La brasserie Brussels Beer Project cessera d'exporter en dehors de l'Europe dès 2023

La brasserie a pour objectif de devenir la meilleure de sa catégorie en matière de respect de l'environnement.

Brussels Beer Project
"Nous ne voulons pas regarder les 24 prochains mois, nous voulons regarder les 24 prochaines années", affirme Sébastien Morvan, cofondateur de la brasserie. ©Belga

La brasserie Brussels Beer Project a décidé d'arrêter ses exportations en dehors de l'Europe à partir du 1er janvier 2023. Elle travaillera plus localement afin d'avoir un impact plus positif sur l'environnement et au sein du secteur brassicole. La brasserie bruxelloise a également annoncé jeudi avoir obtenu le label durable "B Corp". Neuf ans après sa fondation, Brussels Beer Project est déjà bien implantée à l''étranger. Elle exporte vers huit pays extra-européens dont le Brésil, les Etats-Unis, la Thaïlande, Hong Kong et l'Australie. Elle dispose même d'une "taproom" (un lieu où elle fabrique ses propres bières, ndlr), à Tokyo, au Japon. Les exportations annuelles hors Europe représentent plus de 500.000 bouteilles de bière.

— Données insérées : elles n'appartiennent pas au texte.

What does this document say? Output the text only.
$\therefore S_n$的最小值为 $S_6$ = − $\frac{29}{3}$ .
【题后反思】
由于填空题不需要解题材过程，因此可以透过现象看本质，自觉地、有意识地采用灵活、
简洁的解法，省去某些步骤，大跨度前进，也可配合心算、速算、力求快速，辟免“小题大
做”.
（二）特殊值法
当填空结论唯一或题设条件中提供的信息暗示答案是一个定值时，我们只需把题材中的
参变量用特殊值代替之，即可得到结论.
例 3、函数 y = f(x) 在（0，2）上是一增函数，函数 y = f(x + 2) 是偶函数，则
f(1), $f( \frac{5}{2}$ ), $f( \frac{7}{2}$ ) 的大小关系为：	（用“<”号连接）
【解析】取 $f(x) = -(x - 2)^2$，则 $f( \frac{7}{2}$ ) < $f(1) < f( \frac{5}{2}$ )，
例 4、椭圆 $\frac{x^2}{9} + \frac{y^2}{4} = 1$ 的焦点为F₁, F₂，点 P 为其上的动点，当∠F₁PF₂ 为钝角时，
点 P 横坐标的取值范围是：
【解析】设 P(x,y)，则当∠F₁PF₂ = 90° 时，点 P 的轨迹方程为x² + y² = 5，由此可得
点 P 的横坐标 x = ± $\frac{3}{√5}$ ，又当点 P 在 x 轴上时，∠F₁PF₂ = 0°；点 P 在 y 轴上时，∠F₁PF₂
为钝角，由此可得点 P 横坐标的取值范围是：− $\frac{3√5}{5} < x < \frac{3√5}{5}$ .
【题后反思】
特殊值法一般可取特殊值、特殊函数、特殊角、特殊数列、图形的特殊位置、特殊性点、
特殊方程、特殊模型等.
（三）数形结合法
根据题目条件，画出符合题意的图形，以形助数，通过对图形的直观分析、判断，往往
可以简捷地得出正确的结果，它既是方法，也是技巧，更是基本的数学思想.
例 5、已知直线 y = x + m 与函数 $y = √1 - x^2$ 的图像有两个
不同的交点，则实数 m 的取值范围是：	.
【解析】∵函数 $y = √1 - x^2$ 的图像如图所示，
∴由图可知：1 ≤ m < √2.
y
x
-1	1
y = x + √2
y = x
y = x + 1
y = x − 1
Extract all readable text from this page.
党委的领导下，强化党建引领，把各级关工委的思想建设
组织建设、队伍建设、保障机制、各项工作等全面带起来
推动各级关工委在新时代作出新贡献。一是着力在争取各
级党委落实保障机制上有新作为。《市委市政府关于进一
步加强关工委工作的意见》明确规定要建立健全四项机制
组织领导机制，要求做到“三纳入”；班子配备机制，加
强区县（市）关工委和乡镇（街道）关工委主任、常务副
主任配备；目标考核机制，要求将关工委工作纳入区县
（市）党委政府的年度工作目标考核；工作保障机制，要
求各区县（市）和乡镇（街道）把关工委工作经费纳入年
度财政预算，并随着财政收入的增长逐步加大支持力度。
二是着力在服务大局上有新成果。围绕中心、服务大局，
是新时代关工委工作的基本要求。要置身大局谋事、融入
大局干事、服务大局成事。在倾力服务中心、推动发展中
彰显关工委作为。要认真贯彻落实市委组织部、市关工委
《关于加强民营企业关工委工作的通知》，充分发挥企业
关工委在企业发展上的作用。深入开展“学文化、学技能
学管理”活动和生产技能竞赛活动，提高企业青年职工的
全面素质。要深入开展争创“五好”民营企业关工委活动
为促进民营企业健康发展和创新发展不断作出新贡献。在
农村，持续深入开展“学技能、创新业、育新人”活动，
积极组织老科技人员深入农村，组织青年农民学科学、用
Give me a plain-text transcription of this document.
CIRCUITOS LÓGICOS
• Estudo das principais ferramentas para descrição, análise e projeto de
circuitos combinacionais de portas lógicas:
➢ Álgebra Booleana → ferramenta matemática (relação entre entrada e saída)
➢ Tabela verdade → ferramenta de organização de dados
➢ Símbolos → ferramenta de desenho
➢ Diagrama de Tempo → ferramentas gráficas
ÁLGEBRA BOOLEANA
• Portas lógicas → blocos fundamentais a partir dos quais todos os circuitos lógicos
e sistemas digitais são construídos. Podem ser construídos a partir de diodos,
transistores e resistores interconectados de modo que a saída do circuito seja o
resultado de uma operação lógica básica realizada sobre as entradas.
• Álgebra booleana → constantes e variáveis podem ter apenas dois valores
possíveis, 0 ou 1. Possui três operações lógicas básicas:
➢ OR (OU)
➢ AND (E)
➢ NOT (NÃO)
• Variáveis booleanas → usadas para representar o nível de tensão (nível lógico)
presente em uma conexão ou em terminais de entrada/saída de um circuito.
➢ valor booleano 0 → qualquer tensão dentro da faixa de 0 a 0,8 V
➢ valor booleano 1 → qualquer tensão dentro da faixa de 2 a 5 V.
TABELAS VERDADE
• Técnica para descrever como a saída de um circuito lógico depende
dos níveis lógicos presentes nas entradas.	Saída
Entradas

"Nous trouvions intéressant que nos bières fassent le tour du monde, car c'était exotique et sexy", déclare Olivier De Brauwere, cofondateur. "Nous avons également lancé Brussels Beer Project avec certaines valeurs, et pour avoir un impact", explique-t-il.

La brasserie relocalisera donc ses activités. La perte due à la fin des exportations hors Europe n'aura pas un impact trop élevé sur les revenus de l'entreprise étant donné qu'elle vend 83% de sa production en Belgique. L'impact en termes de diminution d'émissions et d'utilisation de matières premières sera, quant à lui, significatif. En effet, la bière était expédiée dans des conteneurs réfrigérés et des fûts en plastique jetables.

"Ce sont des commandes importantes, surtout dans le contexte économique actuel", explique Sébastien Morvan, cofondateur. "Mais nous ne voulons pas regarder les 24 prochains mois, nous voulons regarder les 24 prochaines années", précise-t-il.

Vers le local et le circulaire

Brussels Beer Project revient donc à ses racines locales, et c'est d'ailleurs pour cela que la brasserie a obtenu le label "B Corp". Le processus d'évaluation en vue d'obtenir ce label a duré deux ans et porte sur cinq domaines : la gouvernance, les employés, les clients, la communauté et l'environnement.

La brasserie a surtout marqué des points pour son approche circulaire. La bière Babylone, par exemple, est faite à partir de pain frais invendu et recyclé. La brasserie bruxelloise s'est également démarquée grâce à la gestion de son personnel et de sa communauté de crowdfunders. Depuis 2020, la brasserie collabore avec l'industrie belge du houblon et l'agriculture régénératrice locale pour produire et acheter des grains de malt.

Bien connu en Amérique, le label "B Corp" s'implante de plus en plus en Europe. En l'ayant obtenu, Brussels Beer Project pense devenir une référence Internationale. Celui-ci est renouvelé tous les trois ans.

"C'est un outil intéressant car il donne de la crédibilité . En fait, il est très difficile de savoir où nous en sommes et ce que nos efforts rapportent", déclare M. Debrauwere. La brasserie a pour objectif de devenir la meilleure de sa catégorie en matière de respect de l'environnement et il reste beaucoup de chemin à parcourir, selon son cofondateur.